Saving for the wedding was a nonissue as parents were kicking in for expenses. Ashley and Kendall financed their honeymoon, choosing a destination within driving distance and covering all expenses with savings and money they'd received as wedding gifts.
Still, with little invested in a honeymoon, the newlyweds were faced with student loan debt after the wedding. Currently, Kendall is working as an attorney and Ashley as a judicial clerk. Kendall's undergraduate degree in economics and finance has definitely come in handy for the duo when plotting how to handle student loans, expenses and saving for the future.
The Burgemeisters have joint checking and savings accounts as well as credit cards. Kendall's in charge of big-picture items like investments, something he's been doing for himself since the age of 18. He also files their income tax returns and manages their IRA accounts. Ashley is in charge of day-to-day expenses. "We don't do a lot of gratuitous spending," she says. "At this point in our lives, we want to save money. I suppose we could have bought a bigger or more expensive house, but we knew we wanted to start our nest egg now."

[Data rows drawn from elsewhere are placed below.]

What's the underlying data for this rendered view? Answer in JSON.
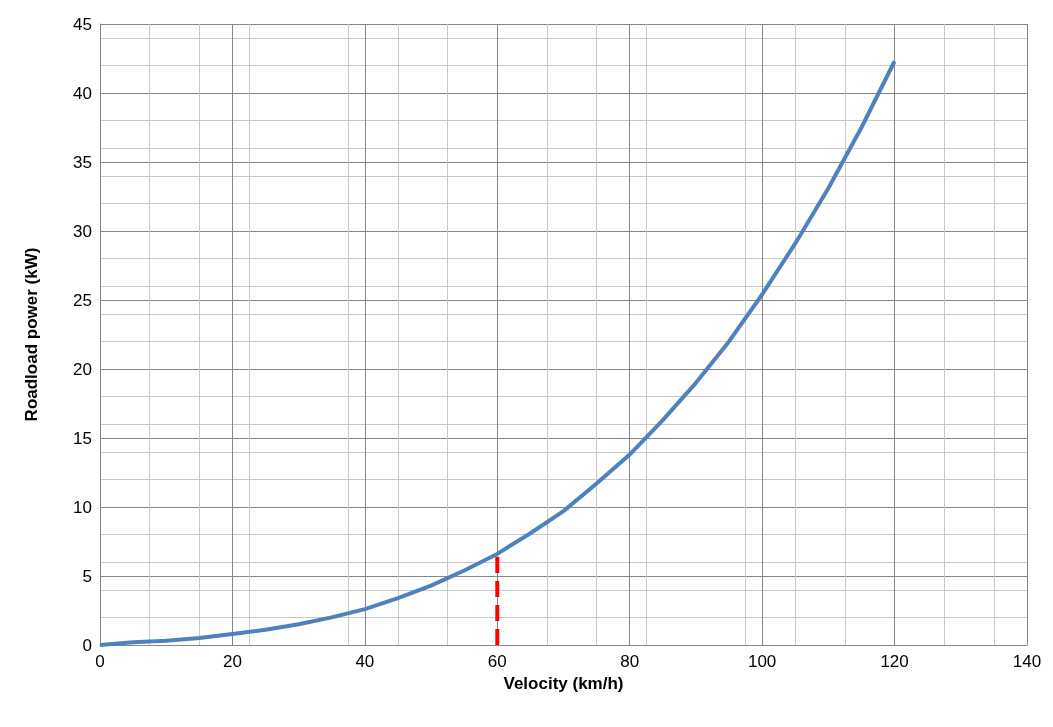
{
  "chart_data": {
    "type": "line",
    "xlabel": "Velocity (km/h)",
    "ylabel": "Roadload power (kW)",
    "series": [
      {
        "color": "#4f81bd",
        "x": [
          0,
          5,
          10,
          15,
          20,
          25,
          30,
          35,
          40,
          45,
          50,
          55,
          60,
          65,
          70,
          75,
          80,
          85,
          90,
          95,
          100,
          105,
          110,
          115,
          120
        ],
        "values": [
          0,
          0.2,
          0.3,
          0.5,
          0.8,
          1.1,
          1.5,
          2,
          2.6,
          3.4,
          4.3,
          5.4,
          6.6,
          8.1,
          9.7,
          11.7,
          13.8,
          16.3,
          19,
          22,
          25.4,
          29.1,
          33.1,
          37.5,
          42.3
        ]
      },
      {
        "color": "#ff0000",
        "line_style": "dashed",
        "x": [
          60,
          60
        ],
        "values": [
          0,
          6.6
        ]
      }
    ],
    "xlim": [
      0,
      140
    ],
    "xticks": [
      0,
      20,
      40,
      60,
      80,
      100,
      120,
      140
    ],
    "ylim": [
      0,
      45
    ],
    "yticks": [
      0,
      5,
      10,
      15,
      20,
      25,
      30,
      35,
      40,
      45
    ],
    "grid": true,
    "marker": "none",
    "line_style": "solid"
  }
}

As for how those student loans are being tackled during this savings process, the couple has a plan. "Our goal is to pay them off in the next two years," says Kendall. To do so, they keep a tight rein on their spending, splurging only occasionally on things they enjoy doing together, like mountain biking, golf and attending concerts. They keep daily expenses low by eating at home for almost every meal, dining out only once a month. "Living in a small town, and only a short drive from work, we're able to eat lunch at home," says Ashley. "We make our coffee and tea at home, too, saving on buying expensive coffees on the run." Some of that savings goes into IRA plans to supplement the retirement plans they both have through their jobs.
Once those student loans are paid off, the Burgemeisters have other expenditures on the horizon. "Ashley needs a new mountain bike," says Kendall. "And we want to buy her a truck and get rid of her lemon Volkswagen Jetta." In the meantime, they're not fretting about Ashley's need for new wheels, knowing they'll purchase them when needed. "We haven't done anything formal in terms of setting aside a certain amount of money each month," says Kendall. "Instead, we think about that every time we buy something and realize how much longer we have to wait before we buy the bike or truck if we make a different purchase."
So how does Kendall feel about the richer/poorer question? "We're certainly not made of money," he says. "We're both conscientious about not wasting money on things we don't really need so that we can have money to spend on things we value."
An Expert Weighs In
Kaiser says the Burgemeisters are on the right track but need to refine their direction. "Kendall saying our goal is to pay off student loans in two years is great," she says. "But what tools are they using to make sure that goal is a reality?" What's key here is having a plan in addition to a goal. "A goal is a goal," Kaiser says simply. "A plan is a path to action." Snyder takes this a step further: "Depending on the interest rate of the student debts, it may make more sense to put money towards paying these off rather than putting funds into savings."
When it comes time to purchase Ashley's new vehicle, Snyder also has a recommendation. "Consider obtaining a home equity line rather than an auto loan for the purchase as the interest on the former is tax-deductible and the latter is not."